Drug and alcohol screening can be very controversial, but there are a number of benefits that go along with the process. There are a number of occasions where drug testing is perfectly appropriate, such as a pre-employment measure for a job operating heavy equipment, or as a way of checking in on someone who is under parole for illegal substance use, or as a way of enforcing mental health treatment that someone entered into voluntarily. Having the option of drug and alcohol screening in these circumstances does the public good, as well as individuals. The benefits of drug and alcohol screening are as follows:
- Ensuring safety. There are a number of jobs and tasks that people execute that can put people’s safety at risk if they are performed under the influence of a substance. Simple over-the-counter medications such as Benadryl can be dangerous to many jobs and tasks,which means that alcohol and narcotics are nothing short of life threatening when mixed with things like heavy equipment, driving or anything else that requires coordination. Having the option of drug testing people before they perform these tasks, if and when there is a legitimate need, is reassuring.
- Containing criminality. One of the most common reasons to enforce a drug or alcohol screening is to catch people by surprise who are trying to get away with using substances illegally. I am not referring to a person who is smoking weed within the safety of their own home. I am referring to people who drive hammered, take PCP and lash out at others or get stoned and attempt endeavors that require coordination, endangering others. Knowing that the law may enforce drug and alcohol screens to catch these perpetrators as well as follow up with them after they have been caught is a positive use of a drug or alcohol screen.

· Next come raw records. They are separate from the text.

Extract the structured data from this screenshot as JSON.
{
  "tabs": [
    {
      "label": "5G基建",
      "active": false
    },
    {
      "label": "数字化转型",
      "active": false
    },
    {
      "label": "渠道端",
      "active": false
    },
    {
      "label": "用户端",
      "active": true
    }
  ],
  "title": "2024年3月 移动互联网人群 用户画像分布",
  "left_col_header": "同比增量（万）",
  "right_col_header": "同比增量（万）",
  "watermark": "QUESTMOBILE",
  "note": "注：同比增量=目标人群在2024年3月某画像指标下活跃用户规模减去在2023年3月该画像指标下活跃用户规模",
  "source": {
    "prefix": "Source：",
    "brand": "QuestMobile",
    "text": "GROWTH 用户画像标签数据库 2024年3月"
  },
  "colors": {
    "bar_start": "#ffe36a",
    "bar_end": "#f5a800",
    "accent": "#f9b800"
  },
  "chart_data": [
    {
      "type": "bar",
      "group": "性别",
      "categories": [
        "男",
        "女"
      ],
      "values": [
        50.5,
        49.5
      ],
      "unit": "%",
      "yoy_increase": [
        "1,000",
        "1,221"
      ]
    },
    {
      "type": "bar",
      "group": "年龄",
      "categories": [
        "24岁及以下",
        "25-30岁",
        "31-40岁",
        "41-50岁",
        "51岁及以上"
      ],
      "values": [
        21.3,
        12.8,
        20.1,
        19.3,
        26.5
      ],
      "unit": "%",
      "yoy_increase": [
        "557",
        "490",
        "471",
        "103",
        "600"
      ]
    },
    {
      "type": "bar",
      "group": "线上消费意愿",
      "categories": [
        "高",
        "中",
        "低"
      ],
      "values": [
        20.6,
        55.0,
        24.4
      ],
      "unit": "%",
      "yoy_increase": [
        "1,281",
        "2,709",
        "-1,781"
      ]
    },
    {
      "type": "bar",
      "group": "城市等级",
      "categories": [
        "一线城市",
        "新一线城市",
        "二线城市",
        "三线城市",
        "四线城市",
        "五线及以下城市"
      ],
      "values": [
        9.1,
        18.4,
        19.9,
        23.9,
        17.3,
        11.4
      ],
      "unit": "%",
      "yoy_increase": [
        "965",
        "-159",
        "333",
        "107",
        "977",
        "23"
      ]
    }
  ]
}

- Holding accountability. When a person has become so lost in their addiction or substance abuse that they are incapable of restraining themselves from it, they need to surrender their control to other people. Professionals who work at treatment centers need the authority to drug and alcohol screen clients to hold them accountable for their actions.
- Pre-employment measures. Many employers, particularly in the United States, practice drug screening as part of the interview process. Some practice alcohol screening as well, but much less commonly. The primary substance being tested for is THC. This chemical is the active ingredient in marijuana. It remains stored in the body’s fat cells far longer than any other substance. Although marijuana is becoming more accepted in the United States and Canada, many companies still enforce drug tests on employees because the company leaders are personally opposed to it.
- Potential DUI. Police officers in most jurisdictions carry devices that screen for both alcohol intoxication and drug intoxication. Breathalyzer tests have long been toted by police officers to screen for alcohol impairment, but drug tests that can be administered to drivers are a more recent trend. Typically they come in the form of cheek swabs which can usually tell what narcotics the person has used recently.
- Court orders. When someone is on parole, house arrest or some other court ordered form of reporting to authorities, they are frequently ordered to submit to drug and alcohol screenings to monitor their sobriety. These are necessary ways of gauging whether or not a person is following their substance related court orders.
- Drug and alcoholic treatment centers. If a person has committed to addiction or substance abuse treatment, it is likely that they have signed a contract allowing themselves to be screened randomly for drugs or alcohol. This is part of submitting to the control of mental health specialists. They need to be able to intervene into their client’s lives as needed.
- Self testing. Many people self test out of sheer curiosity for how they will score. Most people who do this have recently used a narcotic or have drank alcohol and want to know how they would score if a screen were enforced upon them. People can exercise this option by buying a screening test at a local pipe shop, head shop or drug paraphernalia shop.